Concepedia

TLDR

Interest has grown in using Parkinsonism speech pattern analysis to develop predictive telediagnosis and telemonitoring models. The study seeks to collect diverse voice samples and evaluate whether sample type predicts Parkinson’s disease and whether central tendency and dispersion metrics adequately represent subjects. Researchers compiled sustained vowels, words, and sentences from speaking exercises of Parkinson’s patients to create a multi‑type speech dataset. Sustained vowels provide the strongest PD‑discriminative signals, and summarizing each subject’s recordings with central tendency and dispersion metrics improves predictive model generalization.

Abstract

There has been an increased interest in speech pattern analysis applications of Parkinsonism for building predictive telediagnosis and telemonitoring models. For this purpose, we have collected a wide variety of voice samples, including sustained vowels, words, and sentences compiled from a set of speaking exercises for people with Parkinson's disease. There are two main issues in learning from such a dataset that consists of multiple speech recordings per subject: 1) How predictive these various types, e.g., sustained vowels versus words, of voice samples are in Parkinson's disease (PD) diagnosis? 2) How well the central tendency and dispersion metrics serve as representatives of all sample recordings of a subject?
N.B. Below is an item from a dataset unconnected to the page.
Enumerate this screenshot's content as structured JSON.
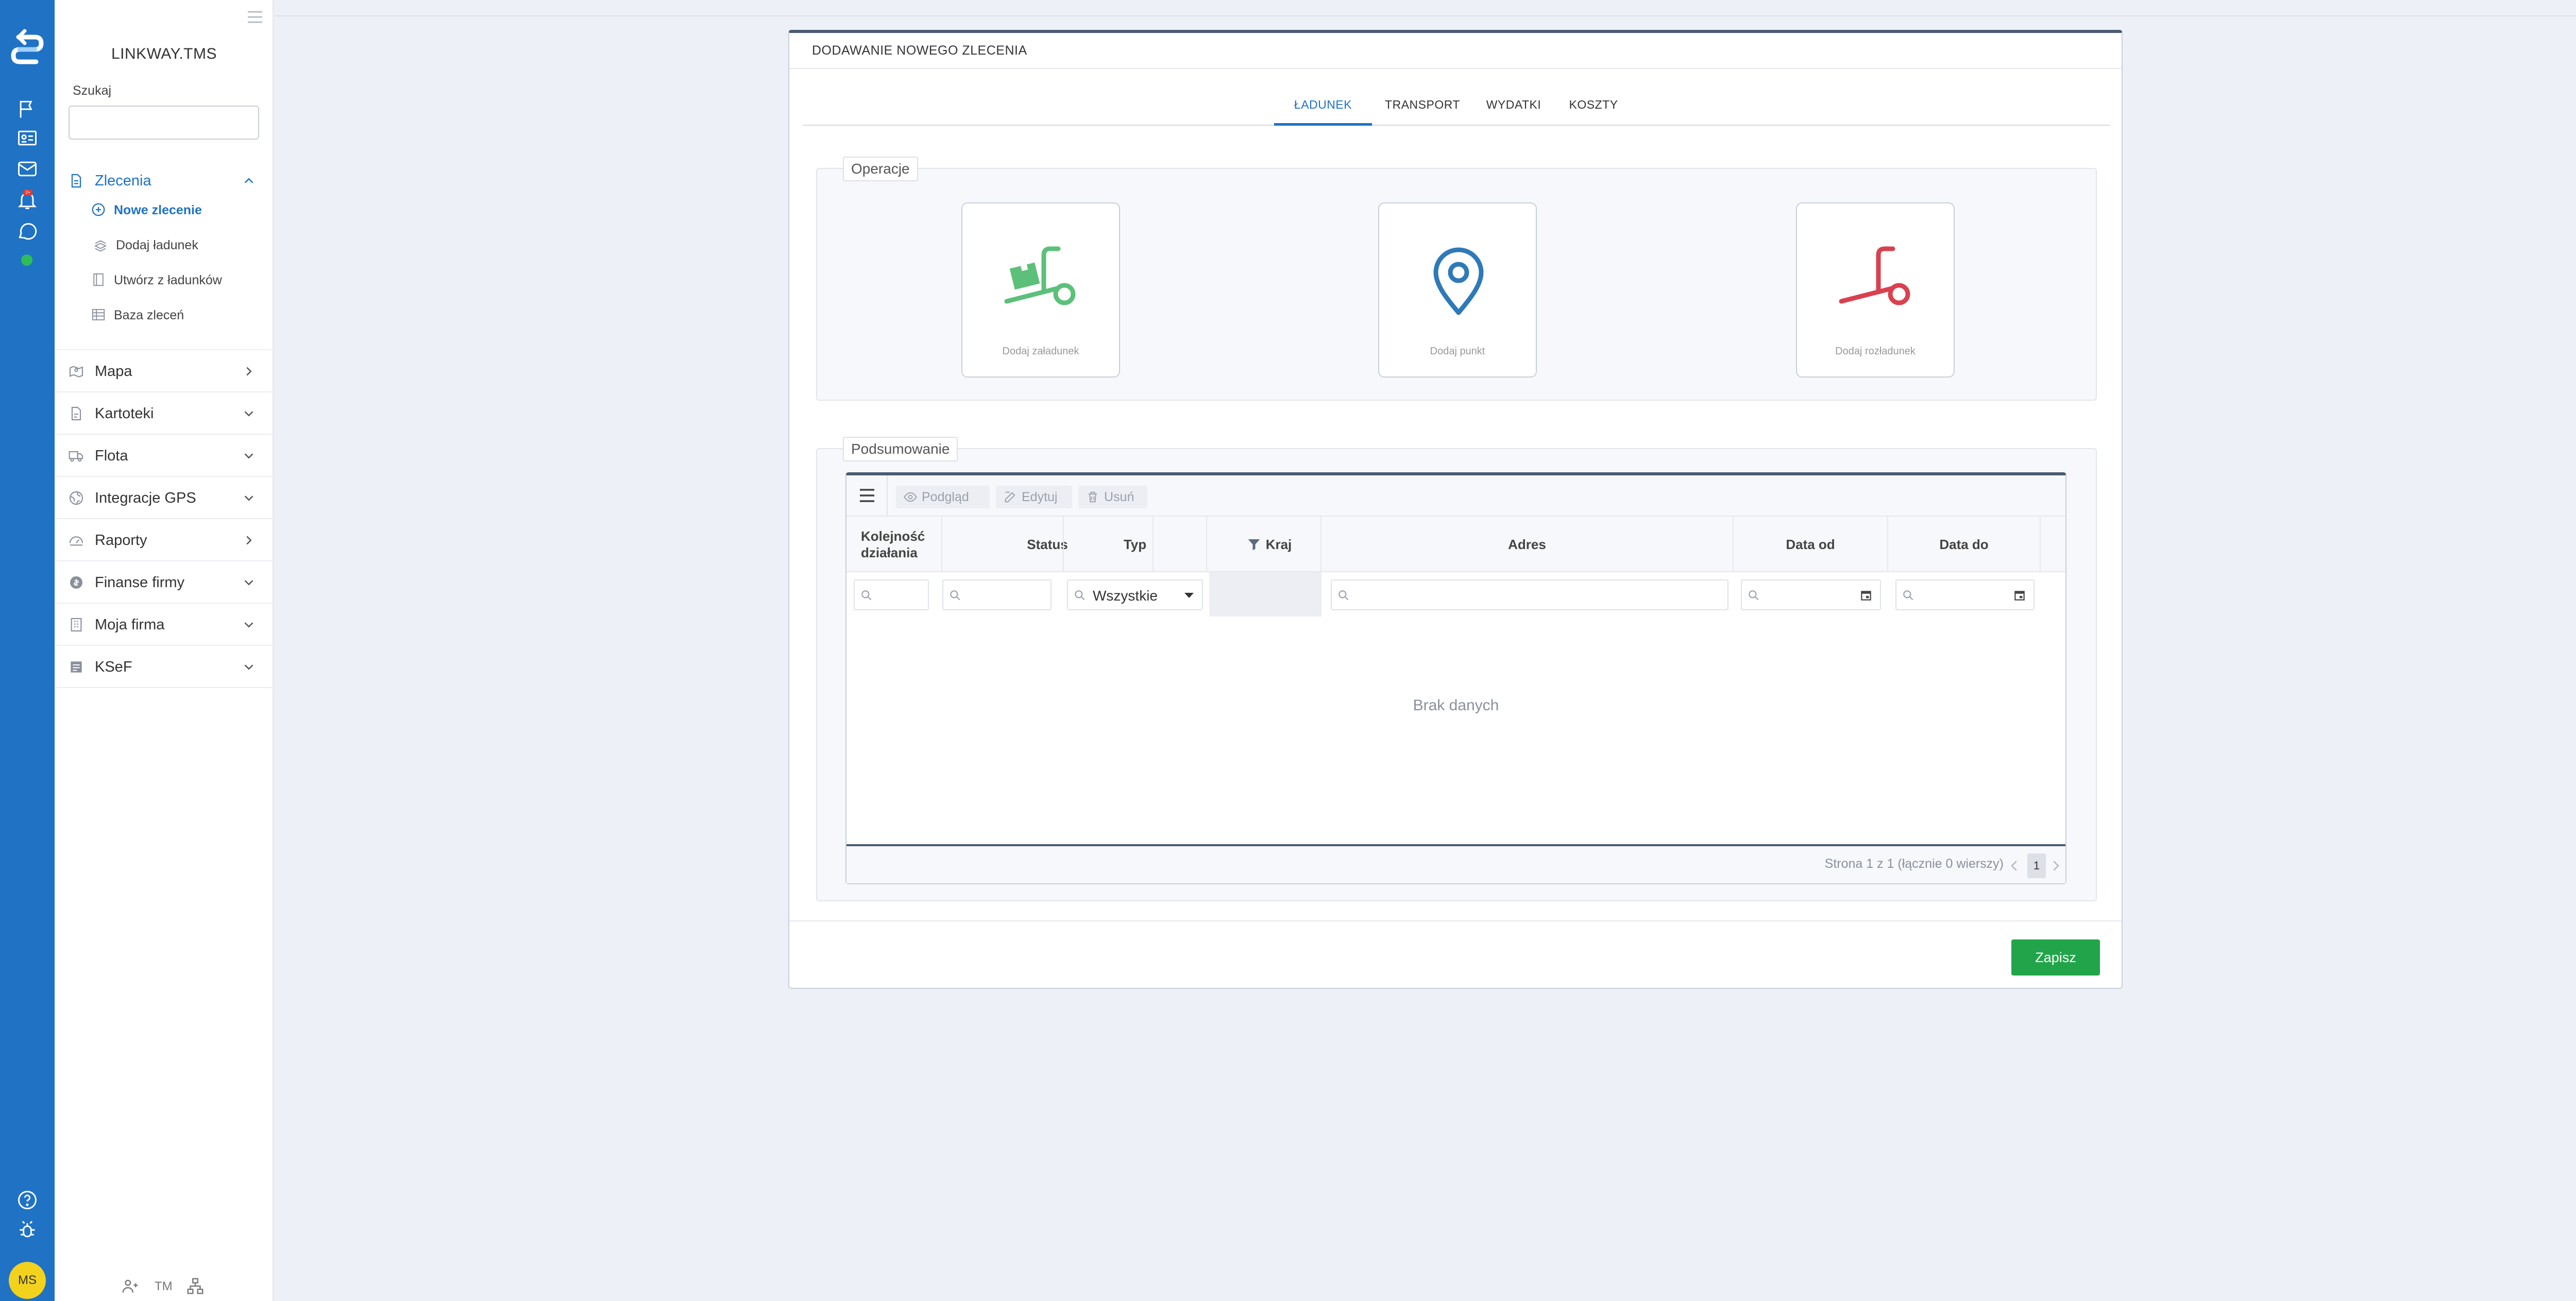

In this paper, investigating our Parkinson dataset using well-known machine learning tools, as reported in the literature, sustained vowels are found to carry more PD-discriminative information. We have also found that rather than using each voice recording of each subject as an independent data sample, representing the samples of a subject with central tendency and dispersion metrics improves generalization of the predictive model.